As she got older, her passion for environmental science never waned. Kelley-Pugh competed in science fairs throughout middle and high school. As a sophomore, she won second place in the Intel International Science contest. Initially, she had planned to attend the University of California, Los Angeles (UCLA) but changed her mind following a 2011 FAMU campus visit. Her grandfather, John Pugh, mother, Canika Pugh, and two aunts are all FAMU graduates.
“I had no intention of attending FAMU. I wanted to be different,” said Pugh-Kelley, who was leaning toward studying pharmaceutical sciences or business. But during that campus visit with one of her aunts, Yvette Pugh, she met Michael D. Abazinge, Ph.D., then a professor in the FAMU School of Environment and associate director of the NOAA CCME.
“Dr. Abazinge convinced me that the FAMU Environmental program would be a great fit as I was already doing so much environmental research science,” said Pugh-Kelley, who wrote her senior undergraduate thesis on the Flint drinking water crisis as the issue was making national headlines. In 2016, she returned home to attend the University of Michigan School of Public Health for her master’s in public health, environmental quality and health. As a C.S. Mott Foundation Environmental Fellow in Flint, Pugh-Kelley conducted research to determine the feasibility of implementing a Water Affordability Program in the Great Lakes Water Authority Service Area and the feasibility of redeveloping the largest former GM automotive plant into a solar farm. Her scientific research fueled her activism and public policy engagement.

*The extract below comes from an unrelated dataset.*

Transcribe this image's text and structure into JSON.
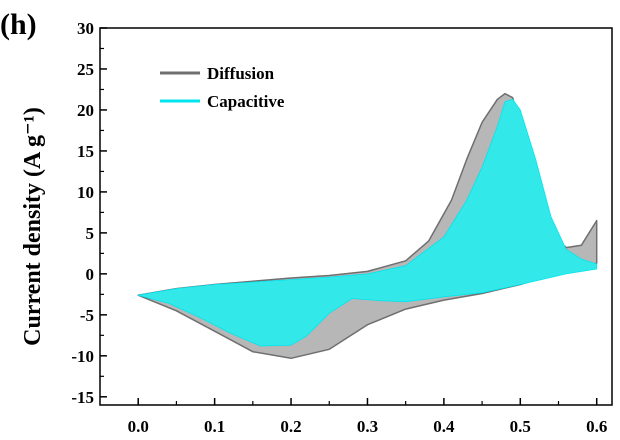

“By the time I completed my second year at the Foundation, everyone was asking me about PFAS. I was still focusing on lead,” she said. “While at the Foundation I served on a panel to rewrite Michigan’s Lead and Copper Rule,” she said.
After grad school, Pugh-Kelley had no initial plans to return to Florida. But during a 2018 campus tour with her two younger siblings, who were still in high school, Pugh-Kelley stopped in see Professor Abazinge and CCME Budget Coordinator Cynthia Henry, who both convinced her that FAMU was the perfect place to further develop her passion for research and environmental justice and earn a Ph.D.
“I wasn’t interested in coming back, but you can’t stay away from FAMU for too long,” said Pugh-Kelley, whose brother and sister ended up coming to FAMU.
Her brother graduated from the School of Architecture and Engineering Technology this spring. Next year, her sister is scheduled to her a degree from the College of Pharmacy, Pharmaceutical Sciences, Institute of Health at FAMU.
“We have three generations of FAMU graduates,” said Pugh-Kelley, whose husband Kebbi Kelley, also earned his master’s degree at FAMU.
Knowing her family ties to FAMU and seeing Cynthia Henry and Professor Abazinge, who is now dean of the School of Graduate Studies and Research, made the August 4 Summer Commencement ceremony ever more special, she said.
“It was a full circle moment, having so many people there who were responsible for me initially attending FAMU,” Pugh-Kelley said.